I'm working through chapter 4 of Alfohrs, and the first exercise is computing the integral $\int_\gamma x \: dz$ where $\gamma$ is the directed line segment from $0$ to $1+i$. What, exactly, does this mean?
I know that by definition, $\int_\gamma f(z)\:dz = \int_a^b f(z(t)) z'(t) \:dt$; however, I'm not quite sure what to do with this definition here. One thing that seems to be the case is $f$ is probably implied to be in the form $x + iy$ (is this a fair assumption?) If so, I could use the expansion $\int_\gamma f(z)\:dz = \int_\gamma (u dx - v dy) + i \int_\gamma (u dy + v dx)$, which would after substitution become $\int_\gamma x dx + i \int_\gamma x dy$.
If I can indeed have it in this form, I need to somehow parametrize $\gamma$, correct? My attempt here is saying that $\gamma(t) = t + it$ for $0 \leq t \leq 1$. Then I get that $\int_\gamma x dx + i \int_\gamma x dy = \int_0^1 x(t)x'(t)dt + i\int_0^1 x(t)y'(t)dt = \int_0^1 t dt + i\int_0^1 t dt = (t^2/2)\mid_0^1 + (t^2/2)\mid_0^1 = (t^2)\mid_0^1 = 1^2=0^2=1$.

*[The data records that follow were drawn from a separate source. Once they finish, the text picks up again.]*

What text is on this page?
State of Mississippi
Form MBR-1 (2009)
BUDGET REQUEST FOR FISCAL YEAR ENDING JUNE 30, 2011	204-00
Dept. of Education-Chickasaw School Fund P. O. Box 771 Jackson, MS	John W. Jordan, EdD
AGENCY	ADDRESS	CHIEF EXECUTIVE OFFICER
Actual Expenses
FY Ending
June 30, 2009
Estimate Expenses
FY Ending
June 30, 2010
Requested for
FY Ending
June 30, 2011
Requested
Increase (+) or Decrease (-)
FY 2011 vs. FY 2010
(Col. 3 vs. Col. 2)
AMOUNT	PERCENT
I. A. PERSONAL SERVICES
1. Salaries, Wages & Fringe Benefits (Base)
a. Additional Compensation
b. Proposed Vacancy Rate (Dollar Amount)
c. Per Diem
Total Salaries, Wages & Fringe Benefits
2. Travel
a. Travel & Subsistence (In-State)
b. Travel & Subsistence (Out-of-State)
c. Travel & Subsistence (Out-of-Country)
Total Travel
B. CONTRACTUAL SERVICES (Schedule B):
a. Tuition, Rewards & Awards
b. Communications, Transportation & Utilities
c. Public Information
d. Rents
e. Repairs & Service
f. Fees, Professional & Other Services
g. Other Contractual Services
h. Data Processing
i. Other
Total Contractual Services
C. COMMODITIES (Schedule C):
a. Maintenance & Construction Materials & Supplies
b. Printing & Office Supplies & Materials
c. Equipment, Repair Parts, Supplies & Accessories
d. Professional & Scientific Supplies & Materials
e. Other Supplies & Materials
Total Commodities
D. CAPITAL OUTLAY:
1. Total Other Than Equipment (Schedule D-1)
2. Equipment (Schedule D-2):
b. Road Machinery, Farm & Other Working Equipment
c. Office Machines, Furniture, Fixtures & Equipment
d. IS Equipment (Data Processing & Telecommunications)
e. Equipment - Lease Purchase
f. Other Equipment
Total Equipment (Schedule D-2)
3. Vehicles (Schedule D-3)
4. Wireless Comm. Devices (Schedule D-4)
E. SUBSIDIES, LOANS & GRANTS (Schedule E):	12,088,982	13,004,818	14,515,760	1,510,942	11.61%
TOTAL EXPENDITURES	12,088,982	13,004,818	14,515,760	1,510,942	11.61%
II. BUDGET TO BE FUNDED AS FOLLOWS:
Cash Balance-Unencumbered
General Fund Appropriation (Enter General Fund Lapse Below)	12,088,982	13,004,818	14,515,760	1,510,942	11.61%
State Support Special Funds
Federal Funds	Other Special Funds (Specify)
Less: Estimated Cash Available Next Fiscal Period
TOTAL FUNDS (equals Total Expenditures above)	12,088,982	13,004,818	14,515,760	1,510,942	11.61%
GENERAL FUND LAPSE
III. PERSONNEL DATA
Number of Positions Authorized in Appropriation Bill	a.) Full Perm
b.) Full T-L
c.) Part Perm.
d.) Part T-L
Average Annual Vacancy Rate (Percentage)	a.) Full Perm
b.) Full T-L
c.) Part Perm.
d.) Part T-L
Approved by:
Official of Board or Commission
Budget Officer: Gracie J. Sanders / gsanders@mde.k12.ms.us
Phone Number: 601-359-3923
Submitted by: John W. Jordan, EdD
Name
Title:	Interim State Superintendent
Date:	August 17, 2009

Is any of this reasoning correct?
Edit
Fixed my last calculation in response to mrsamy's answer: it's now $\int_\gamma x dx + i \int_\gamma x dy = \int_0^1 x(t)x'(t)dt + i\int_0^1 x(t)y'(t)dt = \int_0^1 t dt + i\int_0^1 t dt = (t^2/2)\mid_0^1 + i(t^2/2)\mid_0^1 = 1/2 + 1/2 \cdot i$.
You are correct that the first step is parametrizing the curve $\gamma$.
Instead of $\gamma(t)$, you write $z(t)=t+it$, $0\le t\le 1$. So $z'(t)=1+i$ and thus $$ \int_\gamma f(z)dz=\int_0^1 f(z(t))z'(t)dt=\int_0^1t(1+i)dt=(1+i)\int_0^1tdt=\frac12(1+i). $$
You miss an $i$ in your calculation.